Hemingway wasn’t the only devotee of standing up – Dickens, Virginia Woolf and Philip Roth are only a handful of the many famous writers who’ve pursued the habit. And authors aren’t the only fans: Thomas Jefferson had a six-legged ‘tall desk’, while Otto Von Bismark and Winston Churchill stood up to do specific tasks during their working days.

But there are more pressing reasons for standing to write rather than sitting:

As John Moir pointed out back in 2008 (Poets and Writers)

“Sitting down to write…can actually lead to a decline in mental acumen”

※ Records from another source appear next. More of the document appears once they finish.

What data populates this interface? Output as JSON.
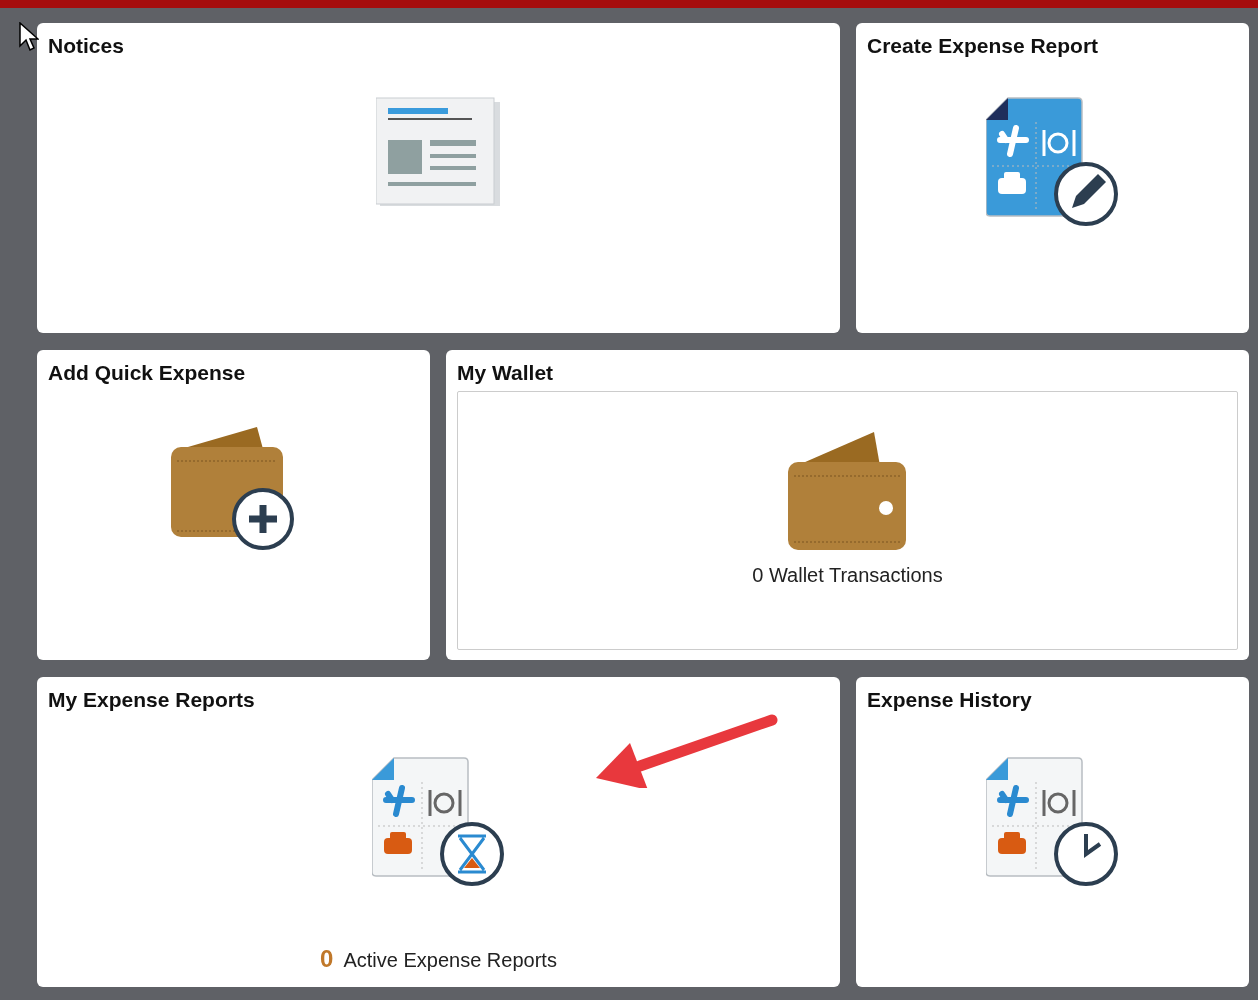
{
  "tiles": [
    {
      "kind": "notices",
      "title": "Notices"
    },
    {
      "kind": "create_report",
      "title": "Create Expense Report"
    },
    {
      "kind": "quick_expense",
      "title": "Add Quick Expense"
    },
    {
      "kind": "wallet",
      "title": "My Wallet",
      "summary": "0 Wallet Transactions"
    },
    {
      "kind": "my_reports",
      "title": "My Expense Reports",
      "count": "0",
      "caption": "Active Expense Reports"
    },
    {
      "kind": "history",
      "title": "Expense History"
    }
  ]
}
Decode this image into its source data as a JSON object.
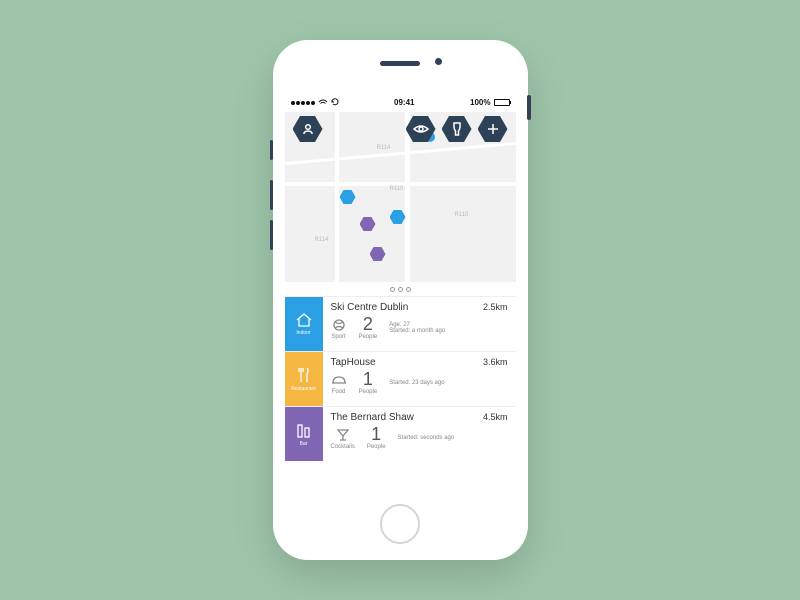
{
  "statusbar": {
    "carrier": "•••••",
    "time": "09:41",
    "battery": "100%"
  },
  "hex_buttons": {
    "profile": "profile",
    "eye": "eye",
    "filter": "filter",
    "add": "add"
  },
  "map": {
    "labels": [
      "R114",
      "R110",
      "R110",
      "R114"
    ]
  },
  "list": [
    {
      "category": "Indoor",
      "color": "blue",
      "title": "Ski Centre Dublin",
      "distance": "2.5km",
      "subtype": "Sport",
      "people": "2",
      "people_label": "People",
      "age": "Age: 27",
      "started": "Started: a month ago"
    },
    {
      "category": "Restaurant",
      "color": "yellow",
      "title": "TapHouse",
      "distance": "3.6km",
      "subtype": "Food",
      "people": "1",
      "people_label": "People",
      "age": "",
      "started": "Started: 23 days ago"
    },
    {
      "category": "Bar",
      "color": "purple",
      "title": "The Bernard Shaw",
      "distance": "4.5km",
      "subtype": "Cocktails",
      "people": "1",
      "people_label": "People",
      "age": "",
      "started": "Started: seconds ago"
    }
  ]
}
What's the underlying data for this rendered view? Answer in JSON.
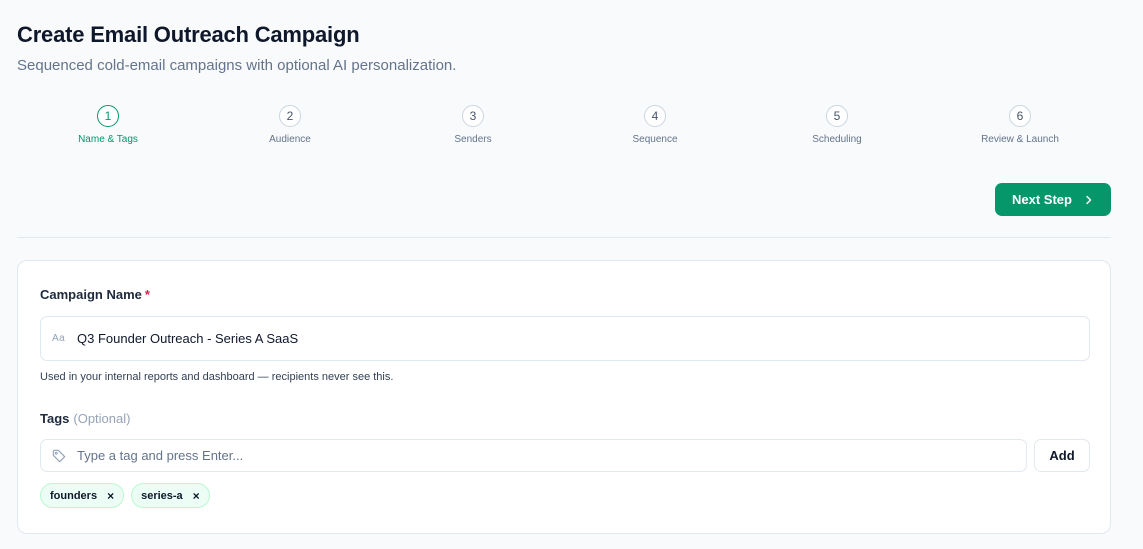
{
  "header": {
    "title": "Create Email Outreach Campaign",
    "subtitle": "Sequenced cold-email campaigns with optional AI personalization."
  },
  "stepper": {
    "active_step": 1,
    "steps": [
      {
        "number": "1",
        "label": "Name & Tags"
      },
      {
        "number": "2",
        "label": "Audience"
      },
      {
        "number": "3",
        "label": "Senders"
      },
      {
        "number": "4",
        "label": "Sequence"
      },
      {
        "number": "5",
        "label": "Scheduling"
      },
      {
        "number": "6",
        "label": "Review & Launch"
      }
    ]
  },
  "actions": {
    "next_label": "Next Step",
    "next_icon": "chevron-right-icon"
  },
  "form": {
    "campaign_name": {
      "label": "Campaign Name",
      "required_mark": "*",
      "icon": "Aa",
      "value": "Q3 Founder Outreach - Series A SaaS",
      "help": "Used in your internal reports and dashboard — recipients never see this."
    },
    "tags": {
      "label": "Tags",
      "optional": "(Optional)",
      "placeholder": "Type a tag and press Enter...",
      "add_label": "Add",
      "items": [
        {
          "label": "founders",
          "remove": "×"
        },
        {
          "label": "series-a",
          "remove": "×"
        }
      ]
    }
  },
  "colors": {
    "accent": "#059669",
    "background": "#f8fafc",
    "required": "#e11d48",
    "chip_bg": "#ecfdf5"
  }
}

Which is clearly not a good situation for a writer, but recent studies (and there are lots of them) show that standing to write is better for our health – it improves posture, burns more calories, generates a genuine tiredness (so we sleep better) and prolongs life.

Since my day job used to involve a fair bit of sitting on my butt, and because I’d had lots of problems with back pain, I decided it was about time I did something about it. Now, there are all sorts of ways to bring your writing desk up to a suitable height, but I wasn’t going to be knocking up a workbench myself, and since, at the time, I didn’t want to fork out for one of those gorgeous Varidesks that really are the biz when it comes to standy-up writing, I managed to persuade my line manager to get me a proper standing desk. (Actually, someone else in the company had one and no longer wanted it, so they gave it to me.)

At home, I used to do my writing on a laptop at the kitchen table and as there was nothing else in my house that’d give me that additional height, I resorted to that good old standby method of piling-things-up. Admittedly, a teetering tower of books and boxes with a laptop perched on top wasn’t going to work in the long term, but I reckoned it would do as an experiment.

So, did it work? You betcha! Although there were pros and cons as I expected, I was surprised to find it quite a comfortable position, enabling me to get several hundred words banged out before I resorted to my usual butt-on-the-chair routine.

These days, I have a standing desk of my own at home. Unlike my work one, it isn’t electric but has a winding handle to vary the height according to the height of the writer.

It has to be said that it isn’t the easiest habit to get into – standing up to write is plain weird at first and it’ll probably feel weird for a few days, if not longer. However, it’s worth persevering as there are several health benefits, as mentioned above. It also made a massive difference to my back pain, which now hardly bothers me at all.

There are a few provisos in terms of posture, such as the old nugget about your eyeline being just below the top of the screen, keeping your head upright. With laptops this doesn’t really work as you’re always going to be looking down/hunched over the damn thing to some extent. Which is why (before I bought the standing desk), I forked out for a new PC, rather than another laptop.

I can’t say it’s given my imagination a boost, but it has helped me stay motivated, which has to be good.

 

  2 comments for “Standing with Hemingway

  1. 30/03/2018 at 5:02 PM

    A most interesting idea, Colin. I can’t say that this has hit South Africa as yet, I have never seen a standing desk.

    Liked by 1 person

    • 30/03/2018 at 6:54 PM

      They’re getting quite popular, though most folk don’t like change, so it’ll take a while to catch on.